A succession of new owners arrived and departed as if through a revolving door, each with a solution of how to become viable. After Whittaker came Invest Corp., followed by Bertram, who launched the Bertram Trojan International series in the late 1980s. Next came Genmar Holdings, Inc., who paired the Trojan name with Carver, one of Genmar’s many boat-producing companies. In 1992, Genmar closed the Lancaster plant and moved the production line to Wisconsin.
Larry Warner was offered a job with Carver in the mid-west. Instead, together with John Leed he founded Marine Tech, a company that bought Trojan’s Lancaster inventory to supply parts for Trojans, which included the wood era.TrojanInternationalAllThey set up shop in rented space in a corner of a pipe organ repair factory in Columbia, Pa., a few miles west of Lancaster. Besides propeller shafts and struts etc., they inherited what company archives survived. This included some financial records, boat serial numbers, photos and other memorabilia of the wood construction days.
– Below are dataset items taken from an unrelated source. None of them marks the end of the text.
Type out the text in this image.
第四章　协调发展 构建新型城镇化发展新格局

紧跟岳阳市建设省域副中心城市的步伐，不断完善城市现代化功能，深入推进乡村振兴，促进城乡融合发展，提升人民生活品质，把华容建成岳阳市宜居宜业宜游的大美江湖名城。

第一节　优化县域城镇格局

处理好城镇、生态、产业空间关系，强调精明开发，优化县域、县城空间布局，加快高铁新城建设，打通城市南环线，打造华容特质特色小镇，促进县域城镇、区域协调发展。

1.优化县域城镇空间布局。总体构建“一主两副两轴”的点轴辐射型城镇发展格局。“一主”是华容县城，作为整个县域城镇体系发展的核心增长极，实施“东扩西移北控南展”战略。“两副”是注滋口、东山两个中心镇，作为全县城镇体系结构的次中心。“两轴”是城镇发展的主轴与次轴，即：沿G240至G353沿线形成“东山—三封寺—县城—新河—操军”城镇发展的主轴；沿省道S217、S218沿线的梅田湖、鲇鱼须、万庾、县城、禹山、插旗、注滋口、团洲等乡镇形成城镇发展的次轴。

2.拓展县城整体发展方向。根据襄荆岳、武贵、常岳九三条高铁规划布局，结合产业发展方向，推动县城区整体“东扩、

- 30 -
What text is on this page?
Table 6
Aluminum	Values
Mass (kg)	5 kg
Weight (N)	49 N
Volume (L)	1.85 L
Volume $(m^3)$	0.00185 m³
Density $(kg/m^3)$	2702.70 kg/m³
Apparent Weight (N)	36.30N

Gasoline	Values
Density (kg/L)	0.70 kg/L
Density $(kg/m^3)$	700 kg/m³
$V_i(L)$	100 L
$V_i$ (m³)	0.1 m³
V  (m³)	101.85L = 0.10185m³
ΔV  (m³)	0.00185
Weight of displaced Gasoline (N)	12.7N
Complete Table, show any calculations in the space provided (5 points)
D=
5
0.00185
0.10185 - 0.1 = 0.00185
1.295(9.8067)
While the name Trojan still endures in the aerodynamically-shaped fiberglass hulls that are the fashion in the new millennium, it is with nostalgia that owners of wooden Trojans remember this gutsy, upstart company; its founding fathers had a dream and made it come true with a boat that was both winsome and rugged. Of the trio of Jim McQueen, Ernie Warner and Harper Hull, only Hull is now left, an energetic 78-year-old still living in Lancaster.
Yet, for all three of these remarkable men, their legacy lives on in the memory of anyone who has ever seen their wooden Trojans cruising on blue seas under sunny skies.
Brian Nolan is a Canadian author who usually writes on politics and military affairs. He divides his time between a home in Ottawa and a pied-a terre in the south of France.